During the occupation, in 1942 I think, a demonstration was held by these graves, as the local populace decorated them with flowers and national emblems for All Souls’ Day. When the Germans found out about this, they immediately arrived at the site and set up sentries by the graves in the hope of apprehending the perpetrators, but this was to no avail, as the locals had received an early warning and didn’t show up.

Towards the end of 1944, the Germans returned to the execution site, but only to cover up traces of their crime. The whole area was heavily guarded by Gestapo units, and the Germans plowed up the graves with the use of some machines and burned the uncovered bodies. It is difficult to say in what manner they did that, as people were scared and therefore kept their curiosity in check. One day I myself saw a Gestapo unit come to the common grave located in the vicinity of Nowy Młyn, near the village of Siczki, and I saw them plow the ground with some machine and then level it. When some time later I visited the site once again, I didn’t find any trace of the grave. I know that of all the graves in Siczki Forest, only the one located just by the hill was not destroyed by the Germans, and only because it didn’t look much like a grave, as it was covered with a thick layer of pine needles, and thus the Germans overlooked it. Towards the end of 1943 the executions were no longer being held in Siczki, and it was said that the Germans were conducting them in Pionki instead.

The first mass executions in Siczki Forest were carried out in November and December 1939. Who was brought then, how many people and in how many transports – this I can’t say, as the area where the executions took place was so heavily guarded by the Gestapo that nobody took the risk of approaching the site. I remember that in winter of 1940, when I went for a walk along Golczewski’s road that leads to the forest – it was 10.00 a.m. – I noticed two trucks by the hillock. When I took a few more steps towards the forest and came to the river, I was ordered to go back by a Gestapo man who stood guard on the bridge. Then, as I was coming back home, I heard grenade explosions and single shots. It was later said that this was one of the executions.

In October or November 1939, as I was coming back from Jedlnia Kościelna through the forest in the company of the Bahnschutzpolizei men, at one point I noticed that two Gestapo men were standing on the spot where the graves are presently located, and that my friend Zbigniew Uchański from Radom was standing by a tree, bareheaded, wearing only his clothes. Apparently due to the fact that my companions were Germans, the Gestapo men didn’t say anything and let us pass. When we were some several dozen steps away, I heard automatic gunfire, and later I learned that Uchański had been executed. Uchański is probably buried in one of the single graves, provided of course that the Germans didn’t destroy it.

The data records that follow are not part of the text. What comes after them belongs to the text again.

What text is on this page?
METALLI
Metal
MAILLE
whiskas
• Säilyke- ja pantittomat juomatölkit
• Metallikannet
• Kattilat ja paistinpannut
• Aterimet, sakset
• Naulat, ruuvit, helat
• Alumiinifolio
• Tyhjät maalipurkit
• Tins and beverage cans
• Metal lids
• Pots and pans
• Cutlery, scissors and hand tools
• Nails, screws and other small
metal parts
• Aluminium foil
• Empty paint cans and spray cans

In the winter of 1940 I saw the Germans dig a ditch by the hillock. Since I knew it meant that in a few days an execution would be held there, I watched the site in order to see the Germans bring their victims, and indeed a few days later two trucks came to the same spot as always, carrying school students of both sexes. There might have been some 150 people. As soon as the Germans began to unload the trucks, some girls ran into the forest, and then I saw that the Gestapo men dispersed and began to catch them, pulling them by the hair in the direction of the ditches. Next I could hear the grenade explosions and single shots with which the victims were finished off. Some farmer, unknown to me, who happened to pass by the execution site a few hours after the execution, told me that the earth covering the victims was still moving, though the Germans were no longer present by the grave.

In my opinion, there might have been some 11 executions from 1939 to 1940. I would estimate the number of people killed in Siczki Forest at several hundred people. More detailed information pertaining to this matter could be provided by forester Jaworski, who was a ranger at the time, because the trucks carrying the victims had to pass by his lodge, and by his son Józef Jaworski, who works in the Bata factory in Radom.